To a large extent, a politician in these circumstances doesn't really have convince anyone: at most they need to avoid contradicting themselves and looking dishonest. The audience will be divided in three camps: sympathizers, opponents and undecideds. The first two won't change their beliefs and the third group probably won't and/or represents a limited risk, both in terms of actually being swayed and in their influence. *
In the 80s, the US long managed to limit Japanese car imports? Was it "fair" and free market? Ummm, not really, but that didn't stop it from happening. Most of the time, there are no hard penalties to stop countries from misbehaving, but there is of course no guarantee the targeted country won't push back with its own economic coercion.
Back to US+pals vs China, in this instance:
Lithuania got all sorts of economic pushback due to it supporting Taiwan. That was standard China reaction to criticism of its domestic/foreign policy. Could have been the same on Tibet. Or Uyghurs. Would it fly at a WTO hearing? Probably not. Keeping out Lithuanian beer has no real economic rationale.
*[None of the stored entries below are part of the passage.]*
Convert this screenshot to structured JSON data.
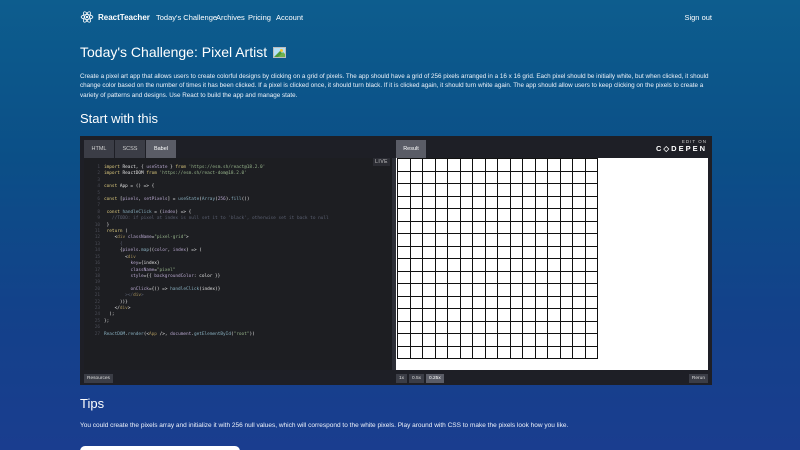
{
  "nav": {
    "logo_text": "ReactTeacher",
    "links": [
      "Today's Challenge",
      "Archives",
      "Pricing",
      "Account"
    ],
    "signout": "Sign out"
  },
  "page": {
    "title": "Today's Challenge: Pixel Artist",
    "title_icon": "framed-picture-icon",
    "description": "Create a pixel art app that allows users to create colorful designs by clicking on a grid of pixels. The app should have a grid of 256 pixels arranged in a 16 x 16 grid. Each pixel should be initially white, but when clicked, it should change color based on the number of times it has been clicked. If a pixel is clicked once, it should turn black. If it is clicked again, it should turn white again. The app should allow users to keep clicking on the pixels to create a variety of patterns and designs. Use React to build the app and manage state.",
    "start_heading": "Start with this",
    "tips_heading": "Tips",
    "tips_text": "You could create the pixels array and initialize it with 256 null values, which will correspond to the white pixels. Play around with CSS to make the pixels look how you like."
  },
  "embed": {
    "tabs": [
      "HTML",
      "SCSS",
      "Babel"
    ],
    "active_tab": "Babel",
    "result_tab": "Result",
    "edit_on": "EDIT ON",
    "codepen": "C◇DEPEN",
    "live_badge": "LIVE",
    "resources_button": "Resources",
    "zoom_options": [
      "1x",
      "0.5x",
      "0.25x"
    ],
    "active_zoom": "0.25x",
    "rerun_button": "Rerun",
    "grid": {
      "rows": 16,
      "cols": 16,
      "pixel_color": "#ffffff",
      "border_color": "#111111"
    },
    "code_lines": [
      [
        [
          "k",
          "import"
        ],
        [
          "p",
          " React, { "
        ],
        [
          "v",
          "useState"
        ],
        [
          "p",
          " } "
        ],
        [
          "k",
          "from"
        ],
        [
          "s",
          " 'https://esm.sh/react@18.2.0'"
        ]
      ],
      [
        [
          "k",
          "import"
        ],
        [
          "p",
          " ReactDOM "
        ],
        [
          "k",
          "from"
        ],
        [
          "s",
          " 'https://esm.sh/react-dom@18.2.0'"
        ]
      ],
      [],
      [
        [
          "k",
          "const"
        ],
        [
          "p",
          " App = () => {"
        ]
      ],
      [],
      [
        [
          "k",
          "const"
        ],
        [
          "p",
          " ["
        ],
        [
          "v",
          "pixels"
        ],
        [
          "p",
          ", "
        ],
        [
          "v",
          "setPixels"
        ],
        [
          "p",
          "] = "
        ],
        [
          "f",
          "useState"
        ],
        [
          "p",
          "("
        ],
        [
          "f",
          "Array"
        ],
        [
          "p",
          "("
        ],
        [
          "v",
          "256"
        ],
        [
          "p",
          ")."
        ],
        [
          "f",
          "fill"
        ],
        [
          "p",
          "())"
        ]
      ],
      [],
      [
        [
          "k",
          " const"
        ],
        [
          "p",
          " "
        ],
        [
          "f",
          "handleClick"
        ],
        [
          "p",
          " = ("
        ],
        [
          "v",
          "index"
        ],
        [
          "p",
          ") => {"
        ]
      ],
      [
        [
          "c",
          "   //TODO: if pixel at index is null set it to 'black', otherwise set it back to null"
        ]
      ],
      [
        [
          "p",
          " }"
        ]
      ],
      [
        [
          "k",
          " return"
        ],
        [
          "p",
          " ("
        ]
      ],
      [
        [
          "p",
          "    <"
        ],
        [
          "t",
          "div"
        ],
        [
          "p",
          " "
        ],
        [
          "v",
          "className"
        ],
        [
          "p",
          "="
        ],
        [
          "s",
          "\"pixel-grid\""
        ],
        [
          "p",
          ">"
        ]
      ],
      [
        [
          "c",
          "      {"
        ]
      ],
      [
        [
          "p",
          "      {"
        ],
        [
          "v",
          "pixels"
        ],
        [
          "p",
          "."
        ],
        [
          "f",
          "map"
        ],
        [
          "p",
          "(("
        ],
        [
          "v",
          "color"
        ],
        [
          "p",
          ", "
        ],
        [
          "v",
          "index"
        ],
        [
          "p",
          ") => ("
        ]
      ],
      [
        [
          "p",
          "        <"
        ],
        [
          "t",
          "div"
        ]
      ],
      [
        [
          "p",
          "          "
        ],
        [
          "v",
          "key"
        ],
        [
          "p",
          "={index}"
        ]
      ],
      [
        [
          "p",
          "          "
        ],
        [
          "v",
          "className"
        ],
        [
          "p",
          "="
        ],
        [
          "s",
          "\"pixel\""
        ]
      ],
      [
        [
          "p",
          "          "
        ],
        [
          "v",
          "style"
        ],
        [
          "p",
          "={{ "
        ],
        [
          "v",
          "backgroundColor"
        ],
        [
          "p",
          ": color }}"
        ]
      ],
      [],
      [
        [
          "p",
          "          "
        ],
        [
          "v",
          "onClick"
        ],
        [
          "p",
          "={() => "
        ],
        [
          "f",
          "handleClick"
        ],
        [
          "p",
          "(index)}"
        ]
      ],
      [
        [
          "c",
          "        ></"
        ],
        [
          "t",
          "div"
        ],
        [
          "c",
          ">"
        ]
      ],
      [
        [
          "p",
          "      ))}"
        ]
      ],
      [
        [
          "p",
          "    </"
        ],
        [
          "t",
          "div"
        ],
        [
          "p",
          ">"
        ]
      ],
      [
        [
          "p",
          "  );"
        ]
      ],
      [
        [
          "p",
          "};"
        ]
      ],
      [],
      [
        [
          "f",
          "ReactDOM"
        ],
        [
          "p",
          "."
        ],
        [
          "f",
          "render"
        ],
        [
          "p",
          "(<"
        ],
        [
          "t",
          "App"
        ],
        [
          "p",
          " />, "
        ],
        [
          "v",
          "document"
        ],
        [
          "p",
          "."
        ],
        [
          "f",
          "getElementById"
        ],
        [
          "p",
          "("
        ],
        [
          "s",
          "\"root\""
        ],
        [
          "p",
          "))"
        ]
      ]
    ]
  }
}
The US and a number of countries have shut off Chinese access to EUV equipment. If that goes to WTO, that would probably cruise by due to national security exception clauses.
In matters of trade, in many cases it doesn't really matter who is right or who is wrong, it only really matters how much leverage each party has and what enforcement mechanisms exist to bring back the "wrong" side into line.
*
Well, as the West is slowly realizing, it still has some way to go before its PR is fully convincing to non-aligned countries, even given such a black and white moral context as Russia's aggression against Ukraine. So, too much cynicism, as implied by my answer, can backfire. You can't just sail by when trying to influence the undecideds, you need to establish a real rapport with them.